Macon firm upset over Tubman construction process

pramati@macon.comJune 13, 2013 

A Macon company that helped build the exterior shell of the new Tubman African America Museum claims it isn’t being given due consideration to finish the interior of the building, while Tubman officials maintain they aren’t obligated to do so.

Paul Harmon, president of Harmon Construction Inc., said at a Thursday afternoon news conference that despite several attempts to get answers from the Tubman’s board of directors, he hasn’t received a satisfactory explanation about why his company wasn’t chosen to complete the building, while Piedmont Construction -- a local company that Harmon entered into a partnership with to build the museum’s exterior -- will serve as the project’s construction manager.

Harmon said his company was never notified of the change and that there was no request-for-proposal issued by the museum for other firms to bid on the job.

Andy Ambrose, the Tubman’s executive director, said there is no legal requirement to put the construction manager’s job out for bid.

The partnership between Harmon and Piedmont -- known as Harmon-Piedmont LLC -- completed Phase 1 of the project in 2005 and was paid for the work. The work cost $6.1 million, and each company split a 6 percent fee, said Scott Thompson, vice president of Piedmont Construction. Museum construction was halted eight years ago due to a lack of money to finish the building.

Harmon said the LLC dissolved in 2008. However, Thompson said the partnership between the two companies was less than stellar.

“The agreement (for Phase 1) was never for construction of the entire building,” Thompson said. “The terms of the contract were fulfilled 100 percent and paid for 100 percent. ... Our working relationship with Harmon is not one I’d like to repeat.”

Ambrose said the museum’s board decided in January to use a single construction manager for the sake of streamlining and simplicity.

“One is better,” Ambrose said. “There’s no division of responsibilities. ... We’re going with a design-build approach. The architect and all subcontractors are under the supervision of (a single) construction manager. It makes it very clean.”

Ambrose said the museum has “no beef with Harmon” and in a May 17 letter encouraged Harmon to bid on any of the jobs that will be subcontracted out.

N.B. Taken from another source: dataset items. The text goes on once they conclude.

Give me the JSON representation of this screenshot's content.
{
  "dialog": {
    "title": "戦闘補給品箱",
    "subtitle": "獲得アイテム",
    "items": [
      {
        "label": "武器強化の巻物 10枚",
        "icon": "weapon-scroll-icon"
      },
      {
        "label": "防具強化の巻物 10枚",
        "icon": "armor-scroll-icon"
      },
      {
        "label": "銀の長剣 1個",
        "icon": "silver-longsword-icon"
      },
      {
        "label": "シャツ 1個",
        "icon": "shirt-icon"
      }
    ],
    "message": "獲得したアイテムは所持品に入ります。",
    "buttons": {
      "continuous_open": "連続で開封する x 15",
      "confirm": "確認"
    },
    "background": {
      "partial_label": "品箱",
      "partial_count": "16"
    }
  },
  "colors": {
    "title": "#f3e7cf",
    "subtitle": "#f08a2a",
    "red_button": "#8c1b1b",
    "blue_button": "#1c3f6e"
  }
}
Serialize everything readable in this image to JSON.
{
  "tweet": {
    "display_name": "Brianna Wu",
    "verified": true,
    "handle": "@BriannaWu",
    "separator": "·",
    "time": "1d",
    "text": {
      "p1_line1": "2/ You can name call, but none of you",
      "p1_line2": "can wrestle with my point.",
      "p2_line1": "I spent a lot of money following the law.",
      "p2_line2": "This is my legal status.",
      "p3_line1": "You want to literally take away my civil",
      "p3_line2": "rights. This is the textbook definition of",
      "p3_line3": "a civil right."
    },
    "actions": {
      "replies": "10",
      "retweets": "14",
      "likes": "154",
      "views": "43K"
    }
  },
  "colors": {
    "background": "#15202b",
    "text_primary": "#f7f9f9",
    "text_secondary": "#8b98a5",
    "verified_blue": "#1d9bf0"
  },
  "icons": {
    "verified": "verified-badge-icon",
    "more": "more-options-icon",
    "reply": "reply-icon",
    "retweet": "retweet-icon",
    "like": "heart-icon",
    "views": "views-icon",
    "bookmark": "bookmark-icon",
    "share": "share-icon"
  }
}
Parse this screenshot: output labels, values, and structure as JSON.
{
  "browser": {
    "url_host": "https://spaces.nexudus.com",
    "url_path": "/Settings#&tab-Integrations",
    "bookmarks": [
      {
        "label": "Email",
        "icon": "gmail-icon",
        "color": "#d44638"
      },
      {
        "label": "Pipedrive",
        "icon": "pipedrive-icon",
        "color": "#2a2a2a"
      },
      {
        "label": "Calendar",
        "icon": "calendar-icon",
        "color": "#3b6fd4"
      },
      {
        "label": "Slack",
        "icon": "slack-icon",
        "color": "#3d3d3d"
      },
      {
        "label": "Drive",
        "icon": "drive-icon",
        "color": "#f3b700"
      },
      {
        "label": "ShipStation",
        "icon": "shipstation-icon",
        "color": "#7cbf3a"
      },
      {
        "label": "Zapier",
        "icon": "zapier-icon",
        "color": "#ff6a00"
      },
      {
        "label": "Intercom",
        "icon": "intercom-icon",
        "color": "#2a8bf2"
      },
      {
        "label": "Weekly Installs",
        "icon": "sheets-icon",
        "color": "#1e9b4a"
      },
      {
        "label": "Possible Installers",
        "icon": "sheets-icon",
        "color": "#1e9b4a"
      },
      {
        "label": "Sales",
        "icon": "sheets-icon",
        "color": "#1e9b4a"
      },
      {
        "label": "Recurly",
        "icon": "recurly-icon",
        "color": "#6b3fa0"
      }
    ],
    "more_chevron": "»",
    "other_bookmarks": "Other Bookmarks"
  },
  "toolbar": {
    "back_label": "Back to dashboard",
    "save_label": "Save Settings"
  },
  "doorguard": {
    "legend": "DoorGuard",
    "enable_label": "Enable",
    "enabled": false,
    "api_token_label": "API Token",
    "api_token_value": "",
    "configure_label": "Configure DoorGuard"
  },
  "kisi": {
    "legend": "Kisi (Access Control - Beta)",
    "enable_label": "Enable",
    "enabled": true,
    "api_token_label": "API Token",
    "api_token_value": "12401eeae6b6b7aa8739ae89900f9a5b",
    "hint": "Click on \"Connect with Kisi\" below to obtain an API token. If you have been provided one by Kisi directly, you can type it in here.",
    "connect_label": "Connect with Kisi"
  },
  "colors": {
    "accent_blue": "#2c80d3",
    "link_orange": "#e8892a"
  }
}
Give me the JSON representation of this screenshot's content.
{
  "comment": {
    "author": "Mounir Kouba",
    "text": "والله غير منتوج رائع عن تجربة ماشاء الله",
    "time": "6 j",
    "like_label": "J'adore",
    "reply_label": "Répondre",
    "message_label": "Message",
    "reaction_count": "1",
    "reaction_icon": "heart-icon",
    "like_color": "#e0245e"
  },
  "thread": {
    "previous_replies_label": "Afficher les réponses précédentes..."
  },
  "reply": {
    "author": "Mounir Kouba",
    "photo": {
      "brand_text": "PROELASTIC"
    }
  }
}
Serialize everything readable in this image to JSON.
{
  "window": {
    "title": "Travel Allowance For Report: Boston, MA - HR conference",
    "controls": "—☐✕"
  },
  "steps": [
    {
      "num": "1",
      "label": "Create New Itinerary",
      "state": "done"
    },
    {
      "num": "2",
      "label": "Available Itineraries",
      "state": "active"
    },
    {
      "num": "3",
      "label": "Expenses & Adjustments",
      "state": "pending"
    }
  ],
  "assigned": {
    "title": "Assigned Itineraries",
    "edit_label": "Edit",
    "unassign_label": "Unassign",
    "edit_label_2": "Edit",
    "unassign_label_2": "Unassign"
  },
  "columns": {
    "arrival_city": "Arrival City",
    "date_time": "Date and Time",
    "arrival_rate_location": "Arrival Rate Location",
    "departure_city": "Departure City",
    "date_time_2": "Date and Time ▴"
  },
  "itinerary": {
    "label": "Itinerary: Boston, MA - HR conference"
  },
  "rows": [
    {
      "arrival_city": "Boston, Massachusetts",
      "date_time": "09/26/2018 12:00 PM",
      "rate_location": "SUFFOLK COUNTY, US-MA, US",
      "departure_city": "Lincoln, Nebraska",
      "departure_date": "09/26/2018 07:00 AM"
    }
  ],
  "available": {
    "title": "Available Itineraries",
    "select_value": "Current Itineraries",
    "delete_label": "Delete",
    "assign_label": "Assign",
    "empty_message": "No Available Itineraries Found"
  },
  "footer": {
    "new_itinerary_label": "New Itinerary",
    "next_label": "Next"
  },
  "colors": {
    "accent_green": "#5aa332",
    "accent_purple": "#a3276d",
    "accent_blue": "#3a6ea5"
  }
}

“In the first phase of construction when the exterior work was done, they played a key role,” Ambrose said of Harmon, which completed the brickwork and masonry on the museum’s exterior. “Where their expertise really came into play was in the first phase.”

Harmon said he assumed when construction shut down in 2005 that his company would be part of Tubman construction when it resumed.

“Our understanding was that the initial contract will continue,” he said.

Harmon noted that the Tubman is receiving $2.5 million in funding from Bibb County’s special purpose local option sales tax. Because of that, he thinks there should be a bidding process for the job and that it should be open and transparent.

When asked if he has had conversations with officials from either Macon or Bibb County about the dispute, Harmon said he had, but he declined to provide details.

John Tolliver, a former founding board member of the Tubman, said at the news conference that it’s “morally wrong” that Harmon wasn’t given an explanation about why it’s not being hired for the second phase of work.

“It flies in the face of what the Harriet Tubman legacy and museum are all about,” he said.

Harmon said he never got a meeting with the full board, Ambrose and Piedmont that he requested. Instead, Harmon said, he met with the current board chairman and vice chairman, and they didn’t give him any answers.

Harmon said he hopes the board will reconsider its decision and either add Harmon to the project to work alongside Piedmont or open the job for bids.

Ambrose said the Tubman is under no contractual or legal obligation to use Harmon beyond Phase 1.

“Our contract with them ended,” he said.

The new Tubman has been in the works for more than a decade.

The museum began fundraising for the new building in 1997 and held a groundbreaking ceremony in 2001. Construction began in earnest in 2002. The Tubman announced a new fundraising campaign in 2004, but stopped construction in 2005 when funding ran dry.